When I was 26 and working on my Bachelor degree, I was a creationist. I knew only a modest amount about evolution. In particular, I was ignorant of the vast wealth of transitional forms. I thought there really weren't any. I listened a lot to what Drs. Gish and Morris had to say, even though I had my doubts about them -- it made me nervous that only angry Bible bashers debated them while credible scientists had nothing to do with them (aka didn't take them seriously enough to debate).

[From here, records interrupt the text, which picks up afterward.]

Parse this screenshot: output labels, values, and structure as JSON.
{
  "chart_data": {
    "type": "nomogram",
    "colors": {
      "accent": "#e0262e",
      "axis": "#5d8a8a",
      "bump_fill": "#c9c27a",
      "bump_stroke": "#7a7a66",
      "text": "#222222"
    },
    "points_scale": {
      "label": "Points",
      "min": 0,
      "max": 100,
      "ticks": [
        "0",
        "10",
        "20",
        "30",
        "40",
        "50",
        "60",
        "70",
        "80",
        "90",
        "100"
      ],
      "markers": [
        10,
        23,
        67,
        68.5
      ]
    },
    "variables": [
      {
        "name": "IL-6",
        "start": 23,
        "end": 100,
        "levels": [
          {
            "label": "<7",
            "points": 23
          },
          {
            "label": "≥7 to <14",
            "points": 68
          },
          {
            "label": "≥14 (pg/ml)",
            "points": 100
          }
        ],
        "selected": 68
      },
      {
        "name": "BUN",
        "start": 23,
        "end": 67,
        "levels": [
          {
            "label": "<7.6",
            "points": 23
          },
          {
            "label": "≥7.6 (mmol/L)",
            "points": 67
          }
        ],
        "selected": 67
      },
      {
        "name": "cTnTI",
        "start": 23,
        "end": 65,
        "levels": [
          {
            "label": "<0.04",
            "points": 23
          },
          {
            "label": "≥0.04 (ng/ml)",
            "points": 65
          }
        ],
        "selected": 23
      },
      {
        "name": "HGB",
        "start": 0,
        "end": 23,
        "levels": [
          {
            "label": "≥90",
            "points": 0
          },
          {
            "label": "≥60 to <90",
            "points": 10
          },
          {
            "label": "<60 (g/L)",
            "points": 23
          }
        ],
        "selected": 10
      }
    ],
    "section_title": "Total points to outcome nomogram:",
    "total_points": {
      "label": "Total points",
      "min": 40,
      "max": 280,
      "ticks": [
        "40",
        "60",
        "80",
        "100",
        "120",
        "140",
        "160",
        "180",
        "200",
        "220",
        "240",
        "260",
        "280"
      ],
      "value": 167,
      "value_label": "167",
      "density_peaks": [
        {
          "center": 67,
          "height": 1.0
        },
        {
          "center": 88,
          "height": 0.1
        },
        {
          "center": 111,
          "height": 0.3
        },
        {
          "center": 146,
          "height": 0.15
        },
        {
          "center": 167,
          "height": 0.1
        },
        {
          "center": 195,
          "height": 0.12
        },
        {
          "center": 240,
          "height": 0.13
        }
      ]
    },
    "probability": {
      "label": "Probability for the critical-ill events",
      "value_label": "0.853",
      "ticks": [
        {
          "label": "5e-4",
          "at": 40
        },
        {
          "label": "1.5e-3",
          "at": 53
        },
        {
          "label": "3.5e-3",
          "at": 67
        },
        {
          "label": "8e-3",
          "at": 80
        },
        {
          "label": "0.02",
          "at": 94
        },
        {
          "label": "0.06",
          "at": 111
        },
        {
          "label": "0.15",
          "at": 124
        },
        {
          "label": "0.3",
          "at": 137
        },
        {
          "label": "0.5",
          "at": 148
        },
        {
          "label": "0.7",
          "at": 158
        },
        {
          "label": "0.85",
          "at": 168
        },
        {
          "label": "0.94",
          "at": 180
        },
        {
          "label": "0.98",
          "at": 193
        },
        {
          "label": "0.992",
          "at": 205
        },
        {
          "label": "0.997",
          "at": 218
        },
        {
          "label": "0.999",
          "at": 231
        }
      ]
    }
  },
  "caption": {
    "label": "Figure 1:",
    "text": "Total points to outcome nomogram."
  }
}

I enrolled in an Anthropology course, and we began learning about the fossils that were supposed to be linked to human ancestry. In my mind, they could clearly be grouped into either human or ape. Even the Australopithecines could be considered walking apes if you stretched things a bit. Until we came to Homo Habilis. I was absolutely unnerved. Ape? Human? I couldn't decide. Even scientists had debated the issue before assigning genus homo due to his better tool making skill. And then it struck me that if scientists had debated the issue, that is what you would expect for a transitional form.
That morning when I left for school, I had been a creationist. When I got home, I believed in evolution. The dominoes fell for a long time. When they finished falling, God had survived. Evolution was not an atheist belief.
So look at fossils like Homo Habilis. Look at whale evolution. Even creationists admit to "microevolution." The ONLY difference between micro and macro evolution is TIME. If you have an ancient earth, it is only a matter of time until you have enough small differences evolved that you have a new species. So you might want to look into the evidences for an old earth.